Wir gingen zu allen kulturellen Veranstaltungen im Zusammenhang mit Literatur und wir wurden zu «Les Enfants terribles» der Buchpräsentationen für unsere erschöpfenden Fragen. Ich denke, die Autoren hatten Angst vor uns. Wir haben keinen biographischen Film von Schriftstellern verpaßt. Wir haben Pläne für die Zukunft gemacht, als wenn wir reich und berühmt wären. Wir waren uns einig, dass wir ein halbes Jahr in Paris und die andere Hälfte auf Mallorca verbringen würden, in einem kleinen Haus auf einer Klippe wohnen und dass man vom Schlafzimmerfenster aus den Sonnenaufgang über dem Mittelmeer betrachten könnte. Wir hatten sogar beschlossen, unser erstes Kind zu haben, wenn ich die 30 Jahre erfüllt habe und genug Zeit haben, um unsere jeweiligen literarischen Karrieren zu konsolidieren.

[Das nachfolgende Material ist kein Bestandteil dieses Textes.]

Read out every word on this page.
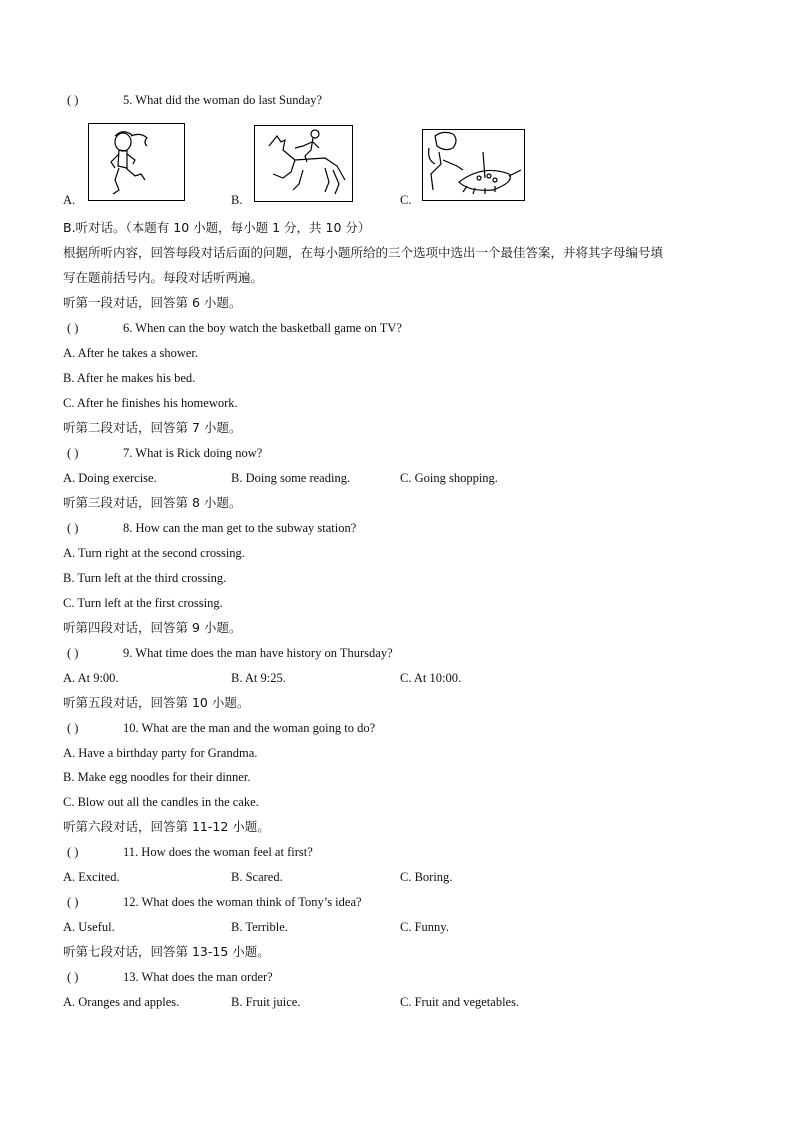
( )	5. What did the woman do last Sunday?
A.	B.	C.
B.听对话。（本题有 10 小题，每小题 1 分，共 10 分）
根据所听内容，回答每段对话后面的问题，在每小题所给的三个选项中选出一个最佳答案，并将其字母编号填
写在题前括号内。每段对话听两遍。
听第一段对话，回答第 6 小题。
( )	6. When can the boy watch the basketball game on TV?
A. After he takes a shower.
B. After he makes his bed.
C. After he finishes his homework.
听第二段对话，回答第 7 小题。
( )	7. What is Rick doing now?
A. Doing exercise.	B. Doing some reading.	C. Going shopping.
听第三段对话，回答第 8 小题。
( )	8. How can the man get to the subway station?
A. Turn right at the second crossing.
B. Turn left at the third crossing.
C. Turn left at the first crossing.
听第四段对话，回答第 9 小题。
( )	9. What time does the man have history on Thursday?
A. At 9:00.	B. At 9:25.	C. At 10:00.
听第五段对话，回答第 10 小题。
( )	10. What are the man and the woman going to do?
A. Have a birthday party for Grandma.
B. Make egg noodles for their dinner.
C. Blow out all the candles in the cake.
听第六段对话，回答第 11-12 小题。
( )	11. How does the woman feel at first?
A. Excited.	B. Scared.	C. Boring.
( )	12. What does the woman think of Tony’s idea?
A. Useful.	B. Terrible.	C. Funny.
听第七段对话，回答第 13-15 小题。
( )	13. What does the man order?
A. Oranges and apples.	B. Fruit juice.	C. Fruit and vegetables.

All diese wunderbaren Fantasien geschahen, bevor ich diesen verdammten Preis gewann. Jetzt erkenne ich, dass ich sicher war, wie meine helle Zukunft mit allen möglichen Details sein würde, aber ich war nicht sicher, wer ich war und bestand kaum den ersten Test, den mir das Schicksal in den Weg gelegt hatte.